Functions: geom_bar(), geom_col()

Example: In the storms dataset,

  1. Draw a barplot of variable status.

  2. Draw a barplot of variable of status and category

### Barplot
    # If not pre-counted, use geom_bar()
    ggplot(storms, aes(x = status))+
      geom_bar()+
      scale_x_discrete(guide = guide_axis(angle = 45)) ### Rotate the x axis label


    # If precounted, use geom_col()
    storms %>% 
      group_by(status) %>%
      summarise(count = n())%>%
      ggplot(aes(x = status, y = count)) +
      geom_col()+
      scale_x_discrete(guide = guide_axis(angle = 45)) ### Rotate the x axis label


# Horizontal barplot
ggplot(storms, aes(y=status))+
  geom_bar()


### Barplot of two variables
ggplot(storms, aes(x = status, fill = factor(category)))+
  geom_bar(position = "dodge")+
  scale_x_discrete(guide = guide_axis(angle = 45)) ### Rotate the x axis label

  • category variable in storms represents the Saffir-Simpson storm category (range from 1 to 5), which the scale based only on a hurricane’s maximum sustained wind speed.
### Barplot
p1 = ggplot(storms, aes(x = status))+
  geom_bar()+
  scale_x_discrete(guide = guide_axis(angle = 45)) ### Rotate the x axis label

# Horizontal barplot
p2 = ggplot(storms, aes(y = status))+
  geom_bar()

### Barplot of two variables
p3 = ggplot(storms, aes(x = status, fill = factor(category))) +
  geom_bar(position = "dodge")+
  scale_x_discrete(guide = guide_axis(angle = 45)) ### Rotate the x axis label

grid.arrange(p1, p2, p3, layout_matrix = rbind(c(1,2), c(3,3)))

Want to save your ggplot?

ggplot(storms, aes(x = status, fill = factor(category))) +
  geom_bar(position = "dodge")+
  scale_x_discrete(guide = guide_axis(angle = 45))
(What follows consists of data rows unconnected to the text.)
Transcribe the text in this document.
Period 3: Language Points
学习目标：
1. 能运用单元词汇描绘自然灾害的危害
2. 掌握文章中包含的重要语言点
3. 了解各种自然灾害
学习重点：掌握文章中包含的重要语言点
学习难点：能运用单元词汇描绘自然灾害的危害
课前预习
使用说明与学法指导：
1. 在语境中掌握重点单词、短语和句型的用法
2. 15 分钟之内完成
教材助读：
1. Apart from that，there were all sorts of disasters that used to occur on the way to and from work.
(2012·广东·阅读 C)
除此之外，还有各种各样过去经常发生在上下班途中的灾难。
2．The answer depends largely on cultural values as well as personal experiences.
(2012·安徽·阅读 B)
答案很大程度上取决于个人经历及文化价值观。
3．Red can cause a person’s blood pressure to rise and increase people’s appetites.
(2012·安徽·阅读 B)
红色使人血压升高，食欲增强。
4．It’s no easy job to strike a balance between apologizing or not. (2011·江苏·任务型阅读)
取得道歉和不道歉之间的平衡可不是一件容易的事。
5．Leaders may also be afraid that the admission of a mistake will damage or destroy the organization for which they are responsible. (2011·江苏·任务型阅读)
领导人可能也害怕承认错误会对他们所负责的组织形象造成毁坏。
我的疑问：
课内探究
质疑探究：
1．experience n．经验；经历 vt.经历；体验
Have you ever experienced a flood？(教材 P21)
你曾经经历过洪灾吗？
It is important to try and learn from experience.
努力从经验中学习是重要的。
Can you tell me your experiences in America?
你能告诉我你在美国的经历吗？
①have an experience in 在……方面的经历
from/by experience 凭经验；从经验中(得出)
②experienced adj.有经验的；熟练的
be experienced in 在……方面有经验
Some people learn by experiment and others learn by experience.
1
ggsave("The Barplots.png") ### Save the last plot
ggsave("p1.png", plot = p1) ### Save the plot specified

Comments

  • If a graph could be done with ggplot2, it could probably be done with base R graphics, and vice versa.

  • To take a quick look at the data, the one-line base R graphics functions are quick and easy.

  • For data visualization, ggplot2 is much easier to code and with a much better output.